Political Structure: The political system is presidential, bicameral, and federal (32 states). The president is elected every six years; Mr Fox took office in December 2000. Under the transition to democratic pluralism, the centre of political power has shifted away from the executive towards the legislature and local governments. Currently, a ban on re-election and the party hierarchies’ control of the 200-strong list of deputies (40% of the lower house) elected by proportional representation perpetuate the influence of party bosses. Electoral reforms that would, among other things, remove the ban on re-election, have been proposed, but are stuck in an opposition-dominated Congress.
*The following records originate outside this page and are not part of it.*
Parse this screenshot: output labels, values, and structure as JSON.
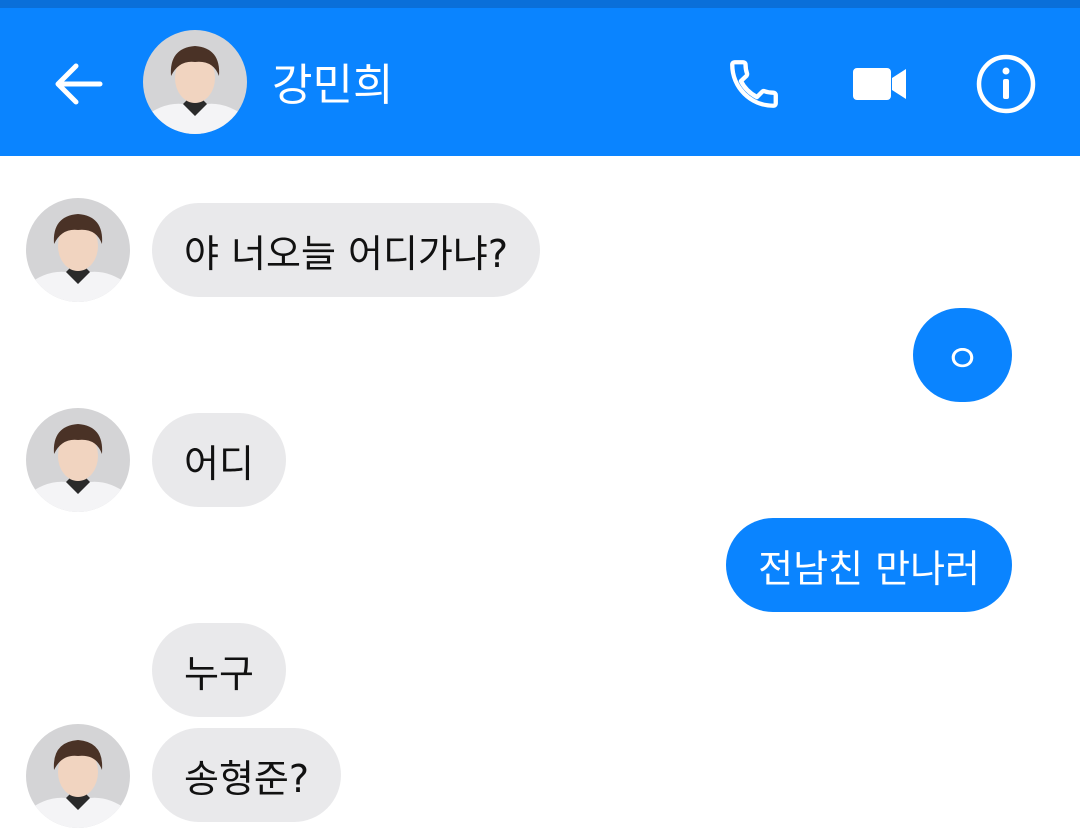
{
  "header": {
    "contact_name": "강민희",
    "back_icon": "back-arrow-icon",
    "call_icon": "phone-icon",
    "video_icon": "video-camera-icon",
    "info_icon": "info-icon"
  },
  "colors": {
    "brand_blue": "#0a84ff",
    "incoming_bubble": "#e9e9eb",
    "outgoing_text": "#ffffff"
  },
  "messages": [
    {
      "direction": "in",
      "text": "야 너오늘 어디가냐?",
      "show_avatar": true
    },
    {
      "direction": "out",
      "text": "ㅇ"
    },
    {
      "direction": "in",
      "text": "어디",
      "show_avatar": true
    },
    {
      "direction": "out",
      "text": "전남친 만나러"
    },
    {
      "direction": "in",
      "text": "누구",
      "show_avatar": false
    },
    {
      "direction": "in",
      "text": "송형준?",
      "show_avatar": true
    }
  ]
}
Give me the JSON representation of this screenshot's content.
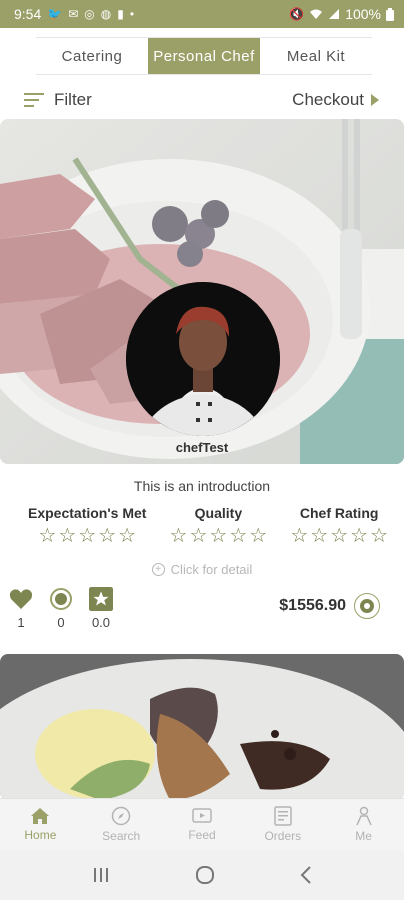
{
  "status_bar": {
    "time": "9:54",
    "battery": "100%"
  },
  "tabs": [
    {
      "label": "Catering"
    },
    {
      "label": "Personal Chef"
    },
    {
      "label": "Meal Kit"
    }
  ],
  "filter_label": "Filter",
  "checkout_label": "Checkout",
  "card": {
    "chef_name": "chefTest",
    "intro": "This is an introduction",
    "ratings": [
      {
        "label": "Expectation's Met",
        "stars": 0
      },
      {
        "label": "Quality",
        "stars": 0
      },
      {
        "label": "Chef Rating",
        "stars": 0
      }
    ],
    "detail_label": "Click for detail",
    "likes": "1",
    "coins_count": "0",
    "rating_value": "0.0",
    "price": "$1556.90"
  },
  "bottom_nav": [
    {
      "label": "Home",
      "icon": "home-icon"
    },
    {
      "label": "Search",
      "icon": "compass-icon"
    },
    {
      "label": "Feed",
      "icon": "video-icon"
    },
    {
      "label": "Orders",
      "icon": "document-icon"
    },
    {
      "label": "Me",
      "icon": "person-icon"
    }
  ],
  "colors": {
    "accent": "#9aa067",
    "star": "#7d8550"
  }
}
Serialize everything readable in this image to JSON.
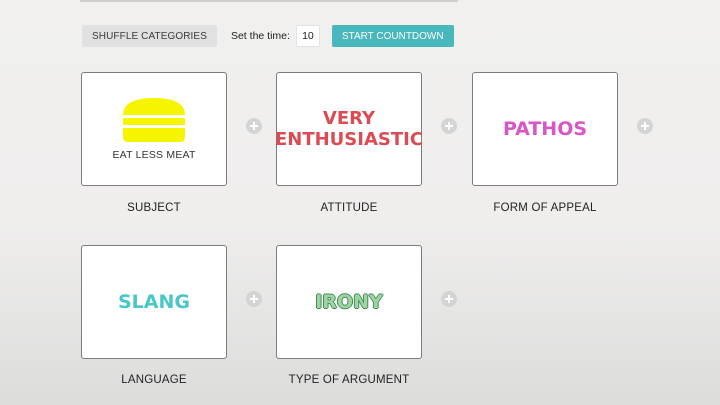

Policy issues: Trade diversification has reduced Mexico’s susceptibility to oil-related cycles of boom and bust. Strengthening of the policy environment has reduced external indebtedness and engendered macroeconomic stability. Constraints on growth include dependence on the US export market, high-cost labour and energy inputs, dependence of the public finances on oil revenue, and a shortage of credit. Labour reforms would increase labour market flexibility and reduce high non-wage costs, tax reforms would help reduce the burden of tax collection currently placed on large companies, and allow for higher public spending on human capital, and energy reforms would allow for the rise in private participation needed to maintain a secure electricity supply and reduce costs. However, reforms face political resistance in an opposition-dominated Congress.

Taxation: The corporate tax rate was reduced from 33% to 30% in 2005, and is set to fall to 28% by 2007. The top personal income tax rate will also fall to 28% by 2007. Tax on royalties is between 15% and 34%. Depreciation allowances range from 5% to 25%, but can be up to 50% on pollution-control equipment. Tax on assets is 1.8% and is deductible from income tax. The value-added tax (VAT) rate is 15%; food products and medicines are exempt from VAT.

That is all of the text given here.